Ma balade nue en forêt qui a viré à l’orgie sauvage avec un inconnu
J’adore ça, me balader nue dans la forêt. Ça fait des mois que je fais ça. Je gare la voiture planquée, je vire tout au coffre, sac à dos avec mes jouets : trois godes, un énorme noir flexible pour la double pénétration, lub, revues pornos. Rasée de près partout, la peau hypersensible. Le vent qui caresse ma chatte, mes tétons qui durcissent direct. Odeur de pin, terre humide, mon cœur qui bat la chamade à l’idée d’être vue.
Aujourd’hui, soleil timide, parfait. Je marche longtemps, sentant mes cuisses frotter, ma cyprine qui commence à couler. J’arrive au bord de la rivière, berge large, herbe douce, eau qui clapote doucement. Je pose ma couverture, étale tout : godes qui brillent, pages ouvertes sur des orgies anales. J’entre dans l’eau, fraîche qui me pique les seins, la chatte. Je flotte sur le dos, pinces mes tétons, glisse un doigt dedans. Mmm, le courant qui lèche ma peau.

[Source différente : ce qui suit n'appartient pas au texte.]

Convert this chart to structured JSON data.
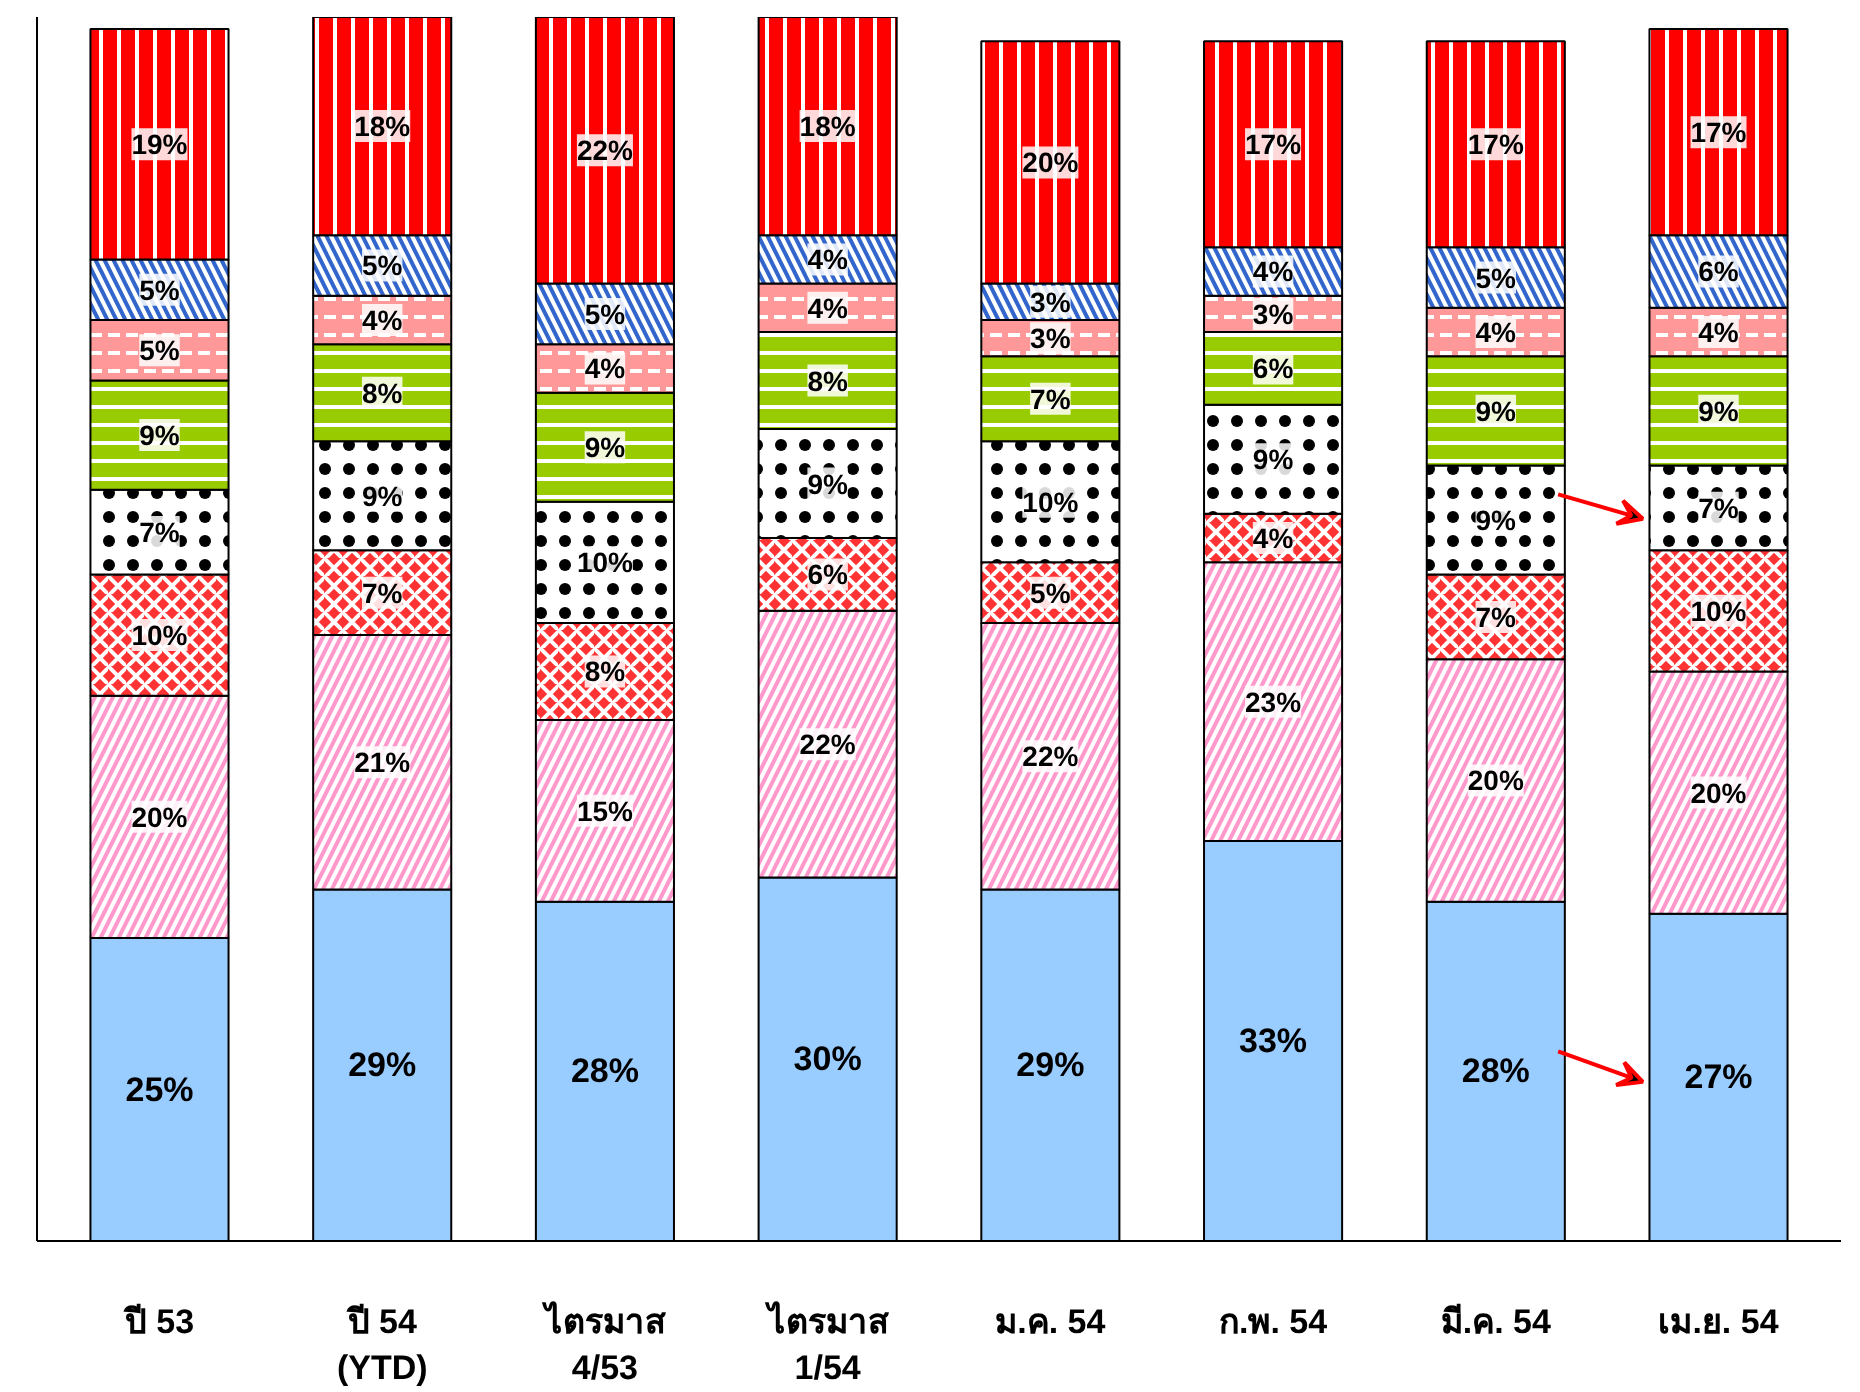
{
  "chart_data": {
    "type": "bar",
    "stacked": true,
    "tick_labels": "x",
    "grid": false,
    "categories": [
      "ปี 53",
      "ปี 54\n(YTD)",
      "ไตรมาส\n4/53",
      "ไตรมาส\n1/54",
      "ม.ค. 54",
      "ก.พ. 54",
      "มี.ค. 54",
      "เม.ย. 54"
    ],
    "series": [
      {
        "color": "#99ccff",
        "values": [
          25,
          29,
          28,
          30,
          29,
          33,
          28,
          27
        ],
        "value_labels": [
          "25%",
          "29%",
          "28%",
          "30%",
          "29%",
          "33%",
          "28%",
          "27%"
        ]
      },
      {
        "color": "#ff99cc",
        "values": [
          20,
          21,
          15,
          22,
          22,
          23,
          20,
          20
        ],
        "value_labels": [
          "20%",
          "21%",
          "15%",
          "22%",
          "22%",
          "23%",
          "20%",
          "20%"
        ]
      },
      {
        "color": "#ff3333",
        "values": [
          10,
          7,
          8,
          6,
          5,
          4,
          7,
          10
        ],
        "value_labels": [
          "10%",
          "7%",
          "8%",
          "6%",
          "5%",
          "4%",
          "7%",
          "10%"
        ]
      },
      {
        "color": "#ffffff",
        "values": [
          7,
          9,
          10,
          9,
          10,
          9,
          9,
          7
        ],
        "value_labels": [
          "7%",
          "9%",
          "10%",
          "9%",
          "10%",
          "9%",
          "9%",
          "7%"
        ]
      },
      {
        "color": "#99cc00",
        "values": [
          9,
          8,
          9,
          8,
          7,
          6,
          9,
          9
        ],
        "value_labels": [
          "9%",
          "8%",
          "9%",
          "8%",
          "7%",
          "6%",
          "9%",
          "9%"
        ]
      },
      {
        "color": "#ff9999",
        "values": [
          5,
          4,
          4,
          4,
          3,
          3,
          4,
          4
        ],
        "value_labels": [
          "5%",
          "4%",
          "4%",
          "4%",
          "3%",
          "3%",
          "4%",
          "4%"
        ]
      },
      {
        "color": "#3366cc",
        "values": [
          5,
          5,
          5,
          4,
          3,
          4,
          5,
          6
        ],
        "value_labels": [
          "5%",
          "5%",
          "5%",
          "4%",
          "3%",
          "4%",
          "5%",
          "6%"
        ]
      },
      {
        "color": "#ff0000",
        "values": [
          19,
          18,
          22,
          18,
          20,
          17,
          17,
          17
        ],
        "value_labels": [
          "19%",
          "18%",
          "22%",
          "18%",
          "20%",
          "17%",
          "17%",
          "17%"
        ]
      }
    ]
  }
}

La promenade qui m’excite à mort
Je remonte, cachée par les roseaux. Et là… un mec nu comme un ver à côté de mes affaires. Grand, bronzé, bite raide comme un piquet, 20 cm facile, veines saillantes. Il tient mon gode noir, le masse doucement, yeux rivés sur la revue. Mon cœur explose, ma chatte palpite, je bande presque.

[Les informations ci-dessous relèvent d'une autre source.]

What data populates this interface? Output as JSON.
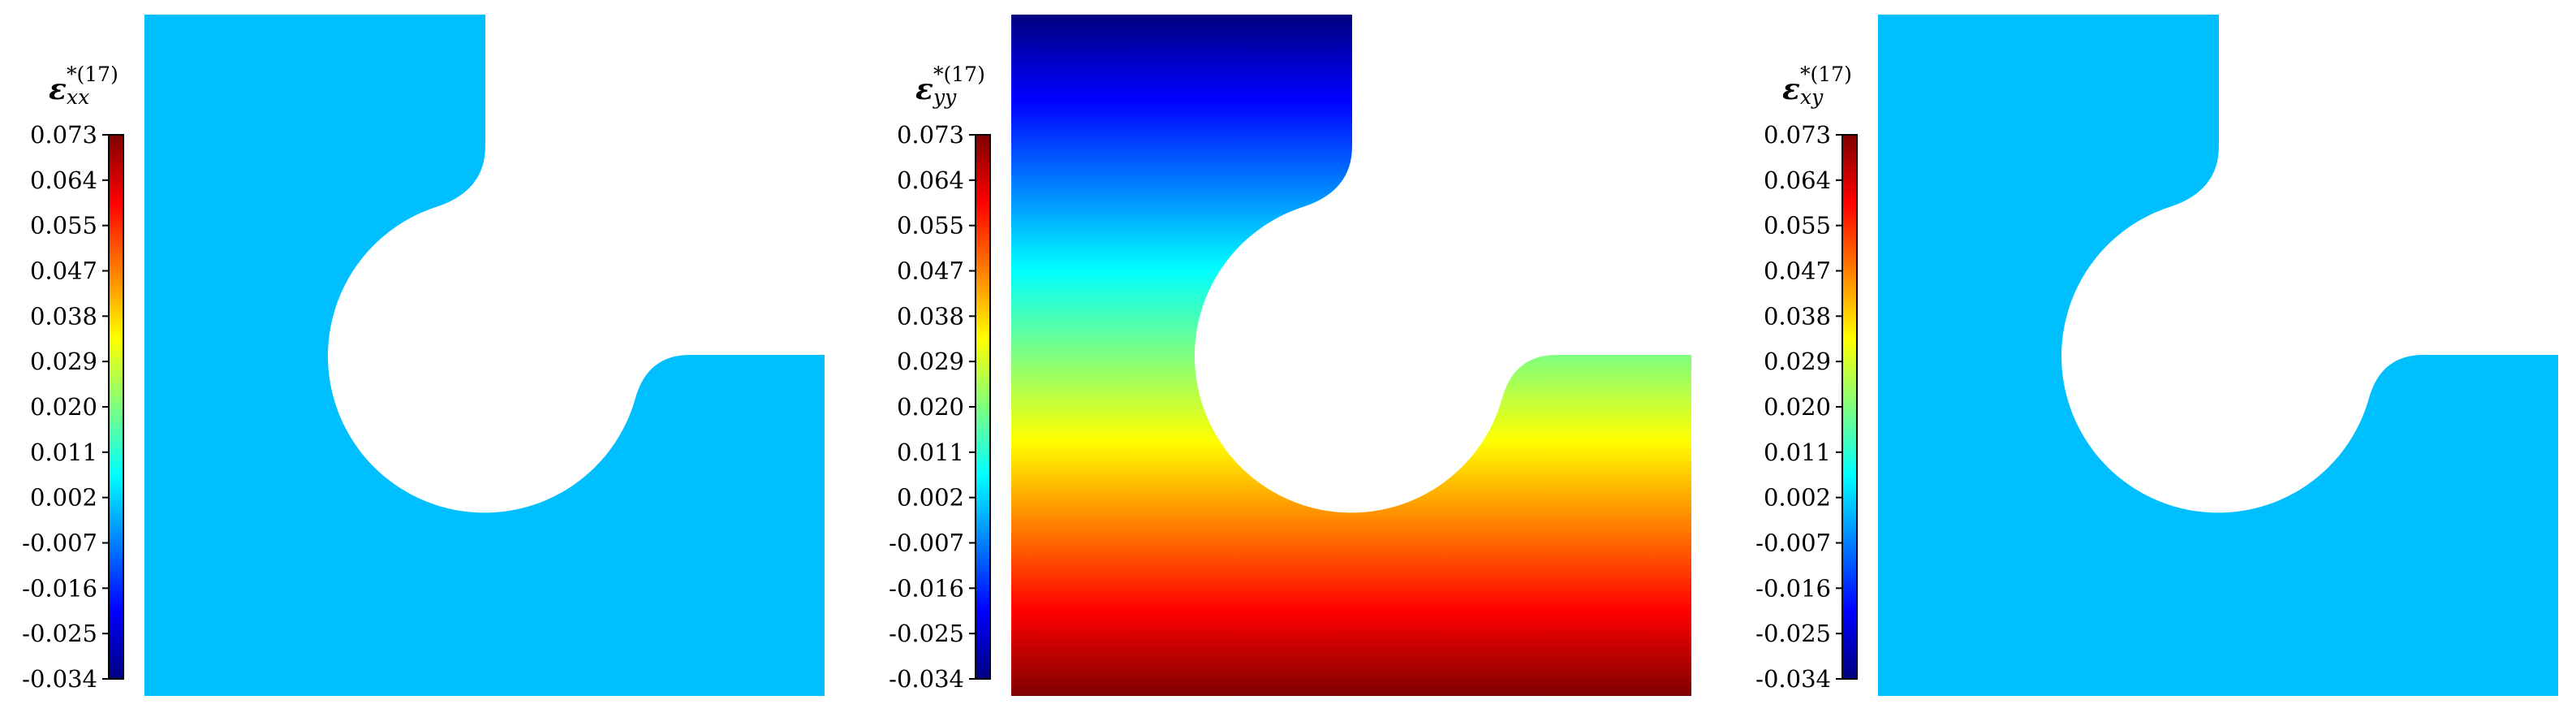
{
  "colormap": {
    "name": "jet",
    "stops": [
      "#00007f",
      "#0000ff",
      "#007fff",
      "#00ffff",
      "#7fff7f",
      "#ffff00",
      "#ff7f00",
      "#ff0000",
      "#7f0000"
    ]
  },
  "colorbar": {
    "ticks": [
      "0.073",
      "0.064",
      "0.055",
      "0.047",
      "0.038",
      "0.029",
      "0.020",
      "0.011",
      "0.002",
      "-0.007",
      "-0.016",
      "-0.025",
      "-0.034"
    ],
    "min": -0.034,
    "max": 0.073
  },
  "panels": [
    {
      "id": "exx",
      "symbol": "ε",
      "subscript": "xx",
      "superscript": "*(17)",
      "fill_type": "uniform",
      "uniform_color": "#00bfff"
    },
    {
      "id": "eyy",
      "symbol": "ε",
      "subscript": "yy",
      "superscript": "*(17)",
      "fill_type": "gradient",
      "gradient_stops": [
        "#00007f",
        "#0000ff",
        "#007fff",
        "#00ffff",
        "#7fff7f",
        "#ffff00",
        "#ff7f00",
        "#ff0000",
        "#7f0000"
      ]
    },
    {
      "id": "exy",
      "symbol": "ε",
      "subscript": "xy",
      "superscript": "*(17)",
      "fill_type": "uniform",
      "uniform_color": "#00bfff"
    }
  ]
}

Je sors en faisant du bruit. Il sursaute à peine, me mate de haut en bas, s’attarde sur mes seins lourds, ma fente lisse qui brille.
« Elle te plaît ? » je lance, voix rauque d’excitation.
« Quoi ? Ah, la revue… ouais, grave. Mais toi… t’es… waouh. »
Il bande encore plus, gland violacé qui goutte.
« T’as pas peur ? » je demande, approchant, sentant l’odeur musquée de sa peau.
« Peur ? Plutôt envie de te bouffer. Tu fais ça souvent ? »
« Tous les jours où je peux. Assieds-toi. »
On s’installe sur la couverture. Ses cuisses musclées contre les miennes, chaleur de sa peau. Il prend le gode, le suce lentement, yeux dans les miens. Putain, torride. Je mords ma lèvre.
« Montre-moi comment tu t’en sers », il murmure.
Je m’agenouille, cul en l’air vers lui. Odeur de ma chatte qui embaume. Je crache sur mes doigts, les enfonce dans mon cul, un, deux… il gémit. Je suce le gode, slurp slurp, le pose sur mon trou, pousse. Lentement, il s’enfonce, me remplit. « Ohhh… regarde comme il entre… » Je me cambre, le sors-re-rentre, chatte qui dégouline sur l’herbe.
La rencontre et nos plaisirs débridés
« T’aimes te faire enculer comme une chienne ? »
« Grave… et toi, branle-toi pour moi. »
Il empoigne sa queue, pompe fort, couilles qui claquent. Je me redresse à genoux, gode au fond du cul, pince mon clito. Sensations folles : stretch du gode, vent sur ma sueur, son sexe qui pulse.
« Je veux te goûter », il grogne.
Il me plaque sur le dos, jambes écartées. Sa langue sur ma fente, lap lap, aspire mon jus acide-salé. « T’es trempée, délicieuse… » Je gémis, tire ses cheveux. Il enfonce trois doigts, lèche mon trou du cul autour du gode.
« Baise-moi maintenant. »
Il sort le gode, aligne sa bite énorme. Pousse d’un coup, me fends en deux. « Aaaah ! Ouiii ! » Claques de peaux, sueur qui coule, rivière qui bruit en fond. Il me pilonne, change : je le chevauche, sent son gland taper mon col. Odeur de sexe brute, terre, herbe écrasée.
« Retourne-toi, je veux ton cul. »
Je m’arc-boute, il crache, rentre lentement. Brûlure puis extase. Double pénétration : sa bite dans le cul, gode dans la chatte. Je hurle de plaisir, tremble. Il accélère, grogne « Je vais jouir… »
« Dans ma bouche ! »
Il sort, je me retourne, avale sa queue. Jets chauds, épais, goût salé-amer. J’avale tout, lèche propre. Il s’effondre, essoufflé.
On reste là, enlacés, soleil chaud. Il part en douce, laisse un mot : « Merci pour ce paradis. » Je souris, chatte encore palpitante. Jamais revu, mais j’y retourne souvent.